Despite a name that conjures notions of drippy indie with paltry vocals low in the mix, Haiku Salut made quite a mark with their 2013 release, 'Tricolore', their fidgety instrumental electronic folk capturing the hearts of all who were willing to listen. It was a beautiful debut, full of promise but ever so slightly insubstantial. It felt like a strong breeze might be the end of them. In the two years since, the screws have been tightened and a real depth has been found.
If their first outing was hard to label, then what hope the humble scribe trying to pin this one down with mere words? At times, it's closest to being post-rock with far more high notes and a wide-eyed sense of wonder. But the points of contextualising comparison keep on coming.
Modern classical electronic adventurer Nils Frahm's capacity for conjuring majestic beauty from complexity seems to be a skill that Haiku Salut share, with digital burbles and numerous effects combining with their core, folksier instruments to produce fascinating soundscapes that reveal something different each time around. It is this grand ambition that sets the band's second set apart from that intriguing debut. Where once the band may have occasionally caught your ear, these songs command attention throughout.
'Things Were Happening And They Were Strange' neatly demonstrates this, with wordless vocal cries soaring out of twitching, claustrophobic drums before giving way to a shimmering, bleepy melody.

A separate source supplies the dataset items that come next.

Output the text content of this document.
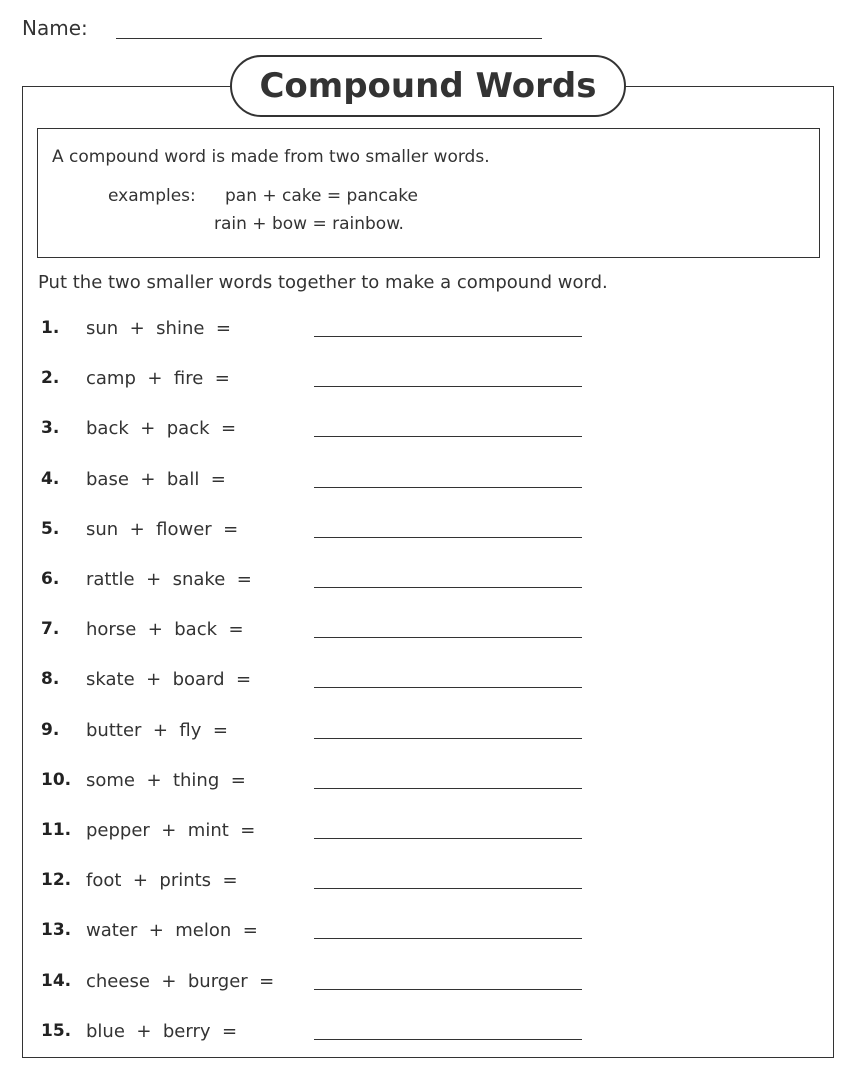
Name:
Compound Words
A compound word is made from two smaller words.
examples: pan + cake = pancake
rain + bow = rainbow.
Put the two smaller words together to make a compound word.
1. sun  +  shine  =
2. camp  +  fire  =
3. back  +  pack  =
4. base  +  ball  =
5. sun  +  flower  =
6. rattle  +  snake  =
7. horse  +  back  =
8. skate  +  board  =
9. butter  +  fly  =
10. some  +  thing  =
11. pepper  +  mint  =
12. foot  +  prints  =
13. water  +  melon  =
14. cheese  +  burger  =
15. blue  +  berry  =
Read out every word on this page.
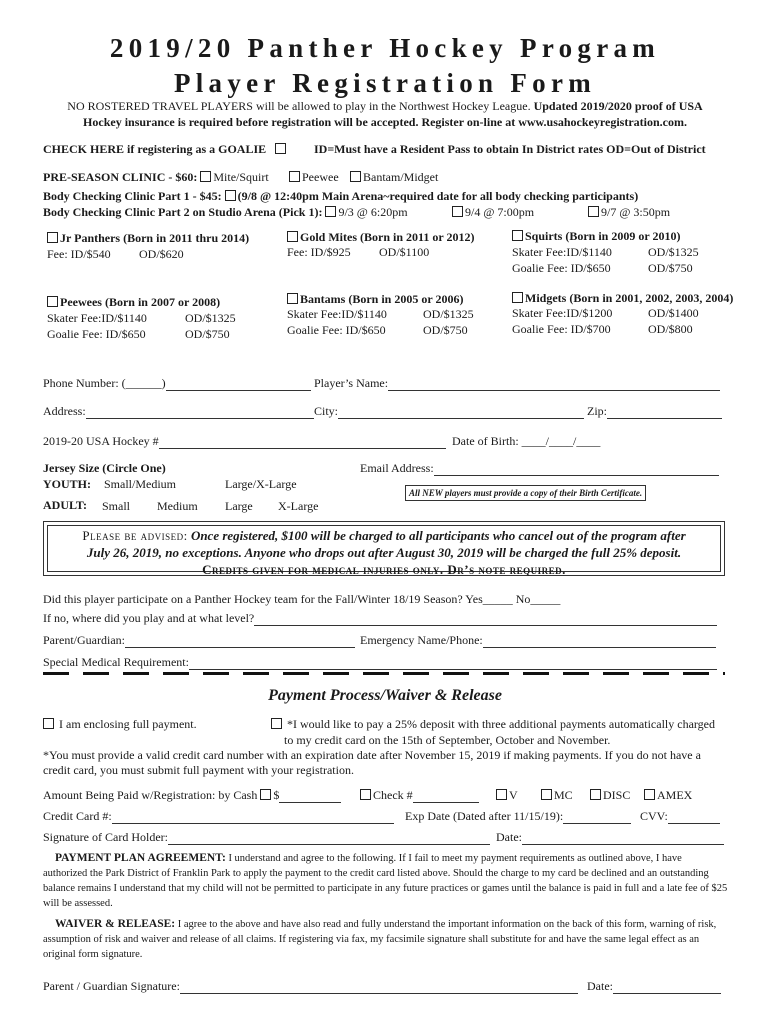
2019/20 Panther Hockey Program
Player Registration Form
NO ROSTERED TRAVEL PLAYERS will be allowed to play in the Northwest Hockey League. Updated 2019/2020 proof of USA
Hockey insurance is required before registration will be accepted. Register on-line at www.usahockeyregistration.com.
CHECK HERE if registering as a GOALIE	ID=Must have a Resident Pass to obtain In District rates OD=Out of District
PRE-SEASON CLINIC - $60: Mite/Squirt	Peewee	Bantam/Midget
Body Checking Clinic Part 1 - $45: (9/8 @ 12:40pm Main Arena~required date for all body checking participants)
Body Checking Clinic Part 2 on Studio Arena (Pick 1): 9/3 @ 6:20pm	9/4 @ 7:00pm	9/7 @ 3:50pm
Jr Panthers (Born in 2011 thru 2014)
Fee: ID/$540 OD/$620
Gold Mites (Born in 2011 or 2012)
Fee: ID/$925 OD/$1100
Squirts (Born in 2009 or 2010)
Skater Fee:ID/$1140	OD/$1325
Goalie Fee: ID/$650	OD/$750
Peewees (Born in 2007 or 2008)
Skater Fee:ID/$1140	OD/$1325
Goalie Fee: ID/$650	OD/$750
Bantams (Born in 2005 or 2006)
Skater Fee:ID/$1140	OD/$1325
Goalie Fee: ID/$650	OD/$750
Midgets (Born in 2001, 2002, 2003, 2004)
Skater Fee:ID/$1200	OD/$1400
Goalie Fee: ID/$700	OD/$800
Phone Number: (______)	Player’s Name:
Address:	City:	Zip:
2019-20 USA Hockey #	Date of Birth: ____/____/____
Jersey Size (Circle One)	Email Address:
YOUTH: Small/Medium	Large/X-Large
ADULT: Small Medium Large X-Large
All NEW players must provide a copy of their Birth Certificate.
Please be advised: Once registered, $100 will be charged to all participants who cancel out of the program after
July 26, 2019, no exceptions. Anyone who drops out after August 30, 2019 will be charged the full 25% deposit.
Credits given for medical injuries only. Dr’s note required.
Did this player participate on a Panther Hockey team for the Fall/Winter 18/19 Season? Yes_____ No_____
If no, where did you play and at what level?
Parent/Guardian:	Emergency Name/Phone:
Special Medical Requirement:
Payment Process/Waiver & Release
I am enclosing full payment.	*I would like to pay a 25% deposit with three additional payments automatically charged
to my credit card on the 15th of September, October and November.
*You must provide a valid credit card number with an expiration date after November 15, 2019 if making payments. If you do not have a
credit card, you must submit full payment with your registration.
Amount Being Paid w/Registration: by Cash $	Check #	V	MC	DISC	AMEX
Credit Card #:	Exp Date (Dated after 11/15/19):	CVV:
Signature of Card Holder:	Date:
PAYMENT PLAN AGREEMENT: I understand and agree to the following. If I fail to meet my payment requirements as outlined above, I have authorized the Park District of Franklin Park to apply the payment to the credit card listed above. Should the charge to my card be declined and an outstanding balance remains I understand that my child will not be permitted to participate in any future practices or games until the balance is paid in full and a late fee of $25 will be assessed.
WAIVER & RELEASE: I agree to the above and have also read and fully understand the important information on the back of this form, warning of risk, assumption of risk and waiver and release of all claims. If registering via fax, my facsimile signature shall substitute for and have the same legal effect as an original form signature.
Parent / Guardian Signature:	Date:
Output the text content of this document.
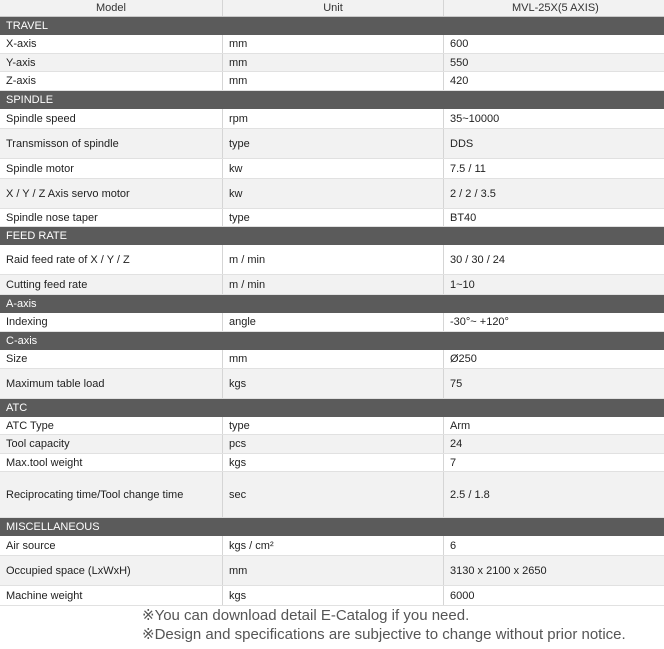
Model	Unit	MVL-25X(5 AXIS)
TRAVEL
X-axis	mm	600
Y-axis	mm	550
Z-axis	mm	420
SPINDLE
Spindle speed	rpm	35~10000
Transmisson of spindle	type	DDS
Spindle motor	kw	7.5 / 11
X / Y / Z Axis servo motor	kw	2 / 2 / 3.5
Spindle nose taper	type	BT40
FEED RATE
Raid feed rate of X / Y / Z	m / min	30 / 30 / 24
Cutting feed rate	m / min	1~10
A-axis
Indexing	angle	-30°~ +120°
C-axis
Size	mm	Ø250
Maximum table load	kgs	75
ATC
ATC Type	type	Arm
Tool capacity	pcs	24
Max.tool weight	kgs	7
Reciprocating time/Tool change time	sec	2.5 / 1.8
MISCELLANEOUS
Air source	kgs / cm²	6
Occupied space (LxWxH)	mm	3130 x 2100 x 2650
Machine weight	kgs	6000
※You can download detail E-Catalog if you need.
※Design and specifications are subjective to change without prior notice.
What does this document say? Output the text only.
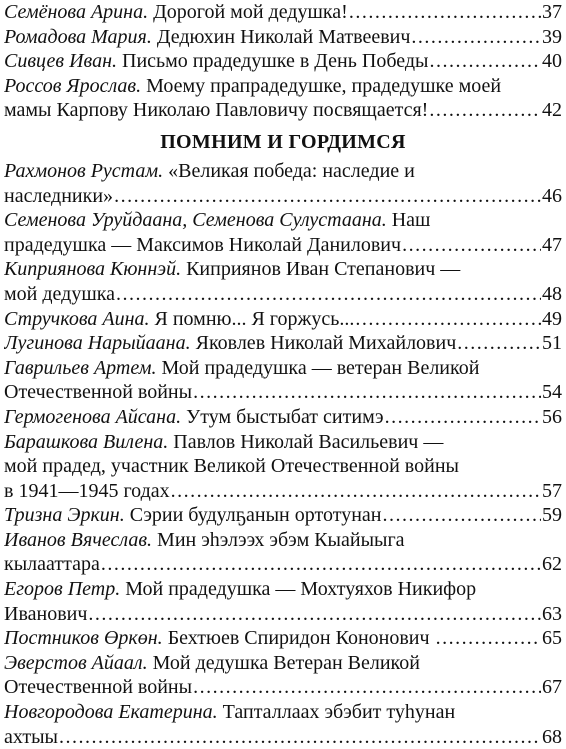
Семёнова Арина. Дорогой мой дедушка! .....	37
Ромадова Мария. Дедюхин Николай Матвеевич .....	39
Сивцев Иван. Письмо прадедушке в День Победы .....	40
Россов Ярослав. Моему прапрадедушке, прадедушке моей
мамы Карпову Николаю Павловичу посвящается! .....	42
ПОМНИМ И ГОРДИМСЯ
Рахмонов Рустам. «Великая победа: наследие и
наследники» .....	46
Семенова Уруйдаана, Семенова Сулустаана. Наш
прадедушка — Максимов Николай Данилович .....	47
Киприянова Кюннэй. Киприянов Иван Степанович —
мой дедушка .....	48
Стручкова Аина. Я помню... Я горжусь... .....	49
Лугинова Нарыйаана. Яковлев Николай Михайлович .....	51
Гаврильев Артем. Мой прадедушка — ветеран Великой
Отечественной войны .....	54
Гермогенова Айсана. Утум быстыбат ситимэ .....	56
Барашкова Вилена. Павлов Николай Васильевич —
мой прадед, участник Великой Отечественной войны
в 1941—1945 годах .....	57
Тризна Эркин. Сэрии будулҕанын ортотунан .....	59
Иванов Вячеслав. Мин эһэлээх эбэм Кыайыыга
кылааттара .....	62
Егоров Петр. Мой прадедушка — Мохтуяхов Никифор
Иванович .....	63
Постников Өркөн. Бехтюев Спиридон Кононович .....	65
Эверстов Айаал. Мой дедушка Ветеран Великой
Отечественной войны .....	67
Новгородова Екатерина. Тапталлаах эбэбит туһунан
ахтыы .....	68
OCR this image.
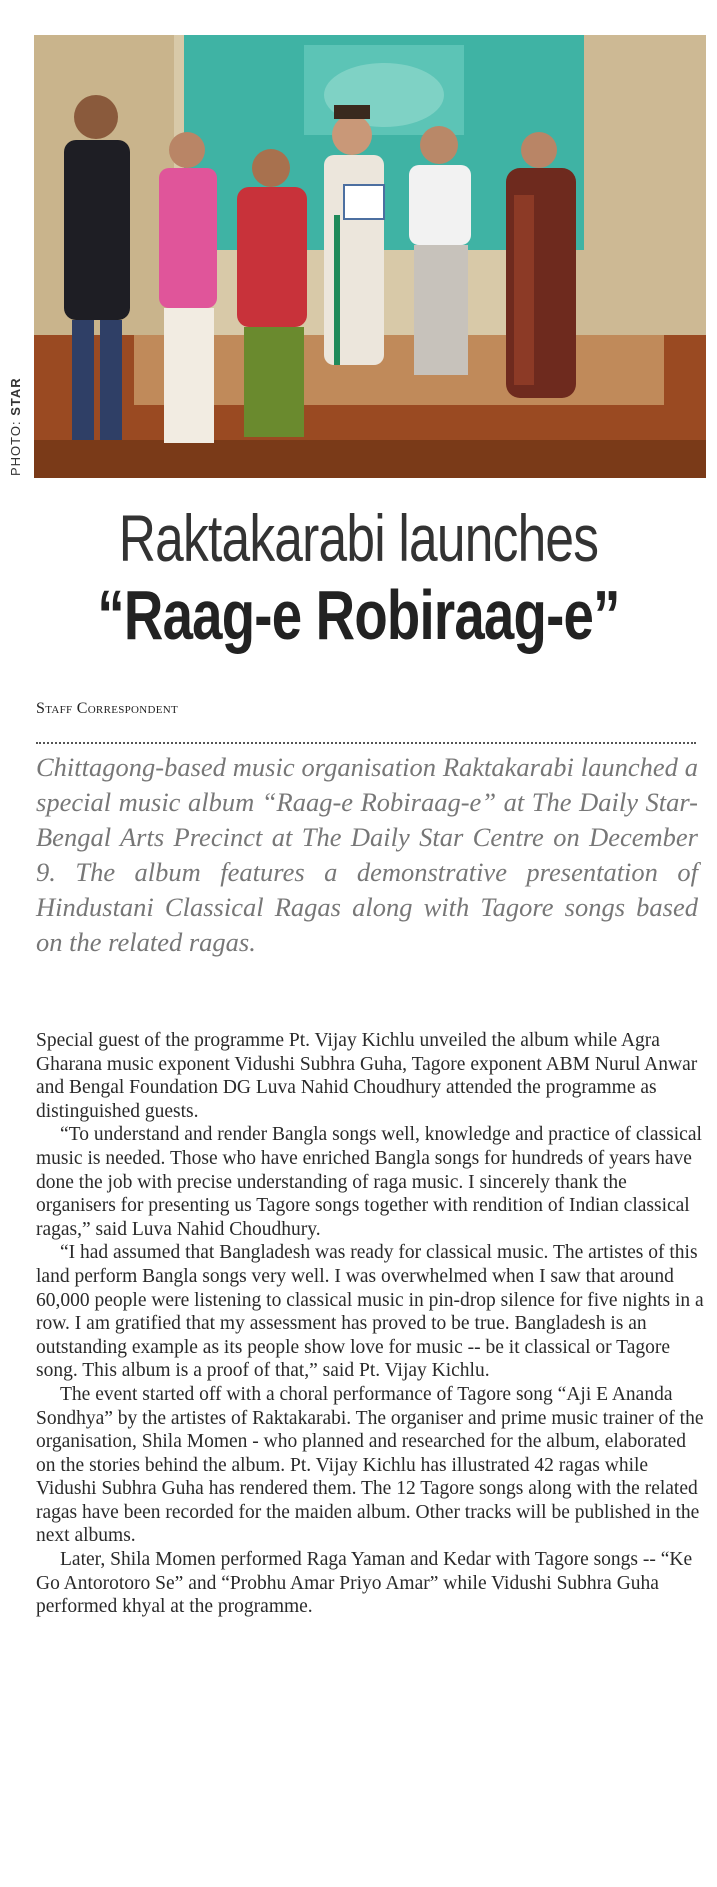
PHOTO: STAR
Raktakarabi launches
“Raag-e Robiraag-e”
Staff Correspondent
Chittagong-based music organisation Raktakarabi launched a special music album “Raag-e Robiraag-e” at The Daily Star-Bengal Arts Precinct at The Daily Star Centre on December 9. The album features a demonstrative presentation of Hindustani Classical Ragas along with Tagore songs based on the related ragas.

Special guest of the programme Pt. Vijay Kichlu unveiled the album while Agra Gharana music exponent Vidushi Subhra Guha, Tagore exponent ABM Nurul Anwar and Bengal Foundation DG Luva Nahid Choudhury attended the programme as distinguished guests.

“To understand and render Bangla songs well, knowledge and practice of classical music is needed. Those who have enriched Bangla songs for hundreds of years have done the job with precise understanding of raga music. I sincerely thank the organisers for presenting us Tagore songs together with rendition of Indian classical ragas,” said Luva Nahid Choudhury.

“I had assumed that Bangladesh was ready for classical music. The artistes of this land perform Bangla songs very well. I was overwhelmed when I saw that around 60,000 people were listening to classical music in pin-drop silence for five nights in a row. I am gratified that my assessment has proved to be true. Bangladesh is an outstanding example as its people show love for music -- be it classical or Tagore song. This album is a proof of that,” said Pt. Vijay Kichlu.

The event started off with a choral performance of Tagore song “Aji E Ananda Sondhya” by the artistes of Raktakarabi. The organiser and prime music trainer of the organisation, Shila Momen - who planned and researched for the album, elaborated on the stories behind the album. Pt. Vijay Kichlu has illustrated 42 ragas while Vidushi Subhra Guha has rendered them. The 12 Tagore songs along with the related ragas have been recorded for the maiden album. Other tracks will be published in the next albums.

Later, Shila Momen performed Raga Yaman and Kedar with Tagore songs -- “Ke Go Antorotoro Se” and “Probhu Amar Priyo Amar” while Vidushi Subhra Guha performed khyal at the programme.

Notes hang in the air with the same breath-taking sense of space so memorably captured in King Creosote and Jon Hopkins' collaborative album, 'Diamond Mine'. By carving out its own microclimate, 'Etch And Etch Deep' ensures that it works best in one sitting.
The first record drew comparisons with Beirut as a result of the skittering drums beneath euphoric washes of sound, a characteristic which is still present here, most notably on 'Bleak And Beautiful (All Things)'. However, things aren't quite so simple this time, with 'Skip To The End' possessing a crescendo rather endearingly like the aforementioned band satisfying a commission to soundtrack a Nineties video game.
The album's closer, 'Foreign Pollen', offers an entirely apt means of rounding things off, executing the quiet/loud switch masterfully and delivering a stirring conclusion to a rousing return. This simple but beautiful finale serves as a neat summary of the different gears herein and ensures that their enhanced sound truly leaves its mark.